Seit mehr als einem Jahrzehnt helfen Notfallpädagogen Kindern und Jugendlichen unmittelbar nach einer Katastrophe mit Instrumenten der Waldorfpädagogik

Bernd Ruf ist seit 13 Jahren als Teamleiter im Einsatz, hier in Indonesien: „Wir versuchen diesen Kindern einen Rhythmus zurückzugeben, der sie wieder halbwegs regelmäßig schlafen und essen lässt“ Foto: Presse- und Öffentlichkeitsarbeit für Notfallpädagogik

Von Dierk Jensen

Der Zyklon „Idai“ brachte im März dieses Jahres Chaos über Mosambik. Zuerst ergoss sich sintflutartiger Regen über das Land im Südosten Afrikas, dann peitschten Stürme mit Windgeschwindigkeiten von über 200 Stundenkilometer über die Siedlungen hinweg. Weite Teile des Landes standen unter Wasser, viele Menschen wurden von den Fluten in den Tod gerissen. Noch Tage nach dem Unwetter trieben Leichen umher, das gesamte öffentliche Leben lag darnieder und mehrere hunderttausend Menschen wurden obdachlos.

Mittendrin in diesem Elend auch viele Kinder und Jugendliche, die ihr Zuhause, vielleicht sogar ihre Eltern verloren hatten und ihrem Schicksal selbst überlassen waren. „Genau in solchen akuten Situationen greifen wir ein, leisten notfallpädagogische Arbeit, reichen den Kindern unterschiedliche Angebote, um sie sofort psychologisch betreuen zu können“, erklärt Bernd Ruf von der Notfallpädagogik der „Freunde der Erziehungskunst Rudolf Steiners“ mit Sitz in Karlsruhe. „Dabei praktizieren wir keine traumatherapeutische Arbeit, sondern leisten im wahrsten Sinne des Wortes Erste Hilfe, um die Schockstarre überwinden zu helfen und so die akuten Verkrampfungen der Kinder aufzulösen. Wir versuchen diesen Kindern einen Rhythmus zurückzugeben, der sie wieder halbwegs regelmäßig schlafen und essen lässt“, holt Ruf weiter aus, der in den letzten 13 Jahren als Teamleiter schon an vielen Orten Krisenintervention praktiziert hat – in Haiti, in China und eben auch jüngst in Mosambik.

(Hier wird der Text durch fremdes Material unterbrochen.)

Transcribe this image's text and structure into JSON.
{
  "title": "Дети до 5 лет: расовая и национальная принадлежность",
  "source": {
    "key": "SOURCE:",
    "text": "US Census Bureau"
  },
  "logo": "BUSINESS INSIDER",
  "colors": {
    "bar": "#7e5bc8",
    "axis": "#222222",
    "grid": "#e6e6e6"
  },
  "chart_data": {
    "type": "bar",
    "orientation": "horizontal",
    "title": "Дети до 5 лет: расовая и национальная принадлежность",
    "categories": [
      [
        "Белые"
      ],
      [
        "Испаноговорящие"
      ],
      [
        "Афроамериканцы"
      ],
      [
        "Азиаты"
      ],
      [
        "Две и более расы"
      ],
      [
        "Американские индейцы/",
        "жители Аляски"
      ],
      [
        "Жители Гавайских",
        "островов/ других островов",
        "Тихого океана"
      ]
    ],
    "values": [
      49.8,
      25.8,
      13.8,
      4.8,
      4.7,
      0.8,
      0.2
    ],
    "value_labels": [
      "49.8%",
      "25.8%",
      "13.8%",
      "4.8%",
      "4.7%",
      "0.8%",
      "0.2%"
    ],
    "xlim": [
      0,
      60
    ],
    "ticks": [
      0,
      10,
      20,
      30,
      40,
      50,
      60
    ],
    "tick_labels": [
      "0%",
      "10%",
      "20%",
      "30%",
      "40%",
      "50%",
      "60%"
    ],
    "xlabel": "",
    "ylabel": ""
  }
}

Ob er Portugiesisch spricht? „Nein, das brauche ich im Grunde auch gar nicht“, entgegnet der 65-Jährige mit seiner prägnant rauen Stimme. „Sehen Sie, als wir in Mosambik ankamen, da sind uns viele Kinder begegnet, denen das Erlebte vollkommen die Sprache verschlagen hat. In solchen Situationen können Sie mit Sprache nicht viel anfangen, sie verstummt in manchen Fällen, da muss man sich unter der Sprach­ebene vorwagen, um in die Gefühlswelt einzutauchen“, erklärt Ruf. „Deshalb zeichnen, malen, tanzen, plastizieren und musizieren wir mit den traumatisierten Kindern, um sie aus ihren schlimmsten Blockaden wieder herauszuholen“, fügt er hinzu. In der Regel dauern die notfallpädagogischen Einsätze „nur“ zwei Wochen. Dann ziehen sich die Kriseninterventionsteams aus dem jeweiligen Notstandsgebiet zurück.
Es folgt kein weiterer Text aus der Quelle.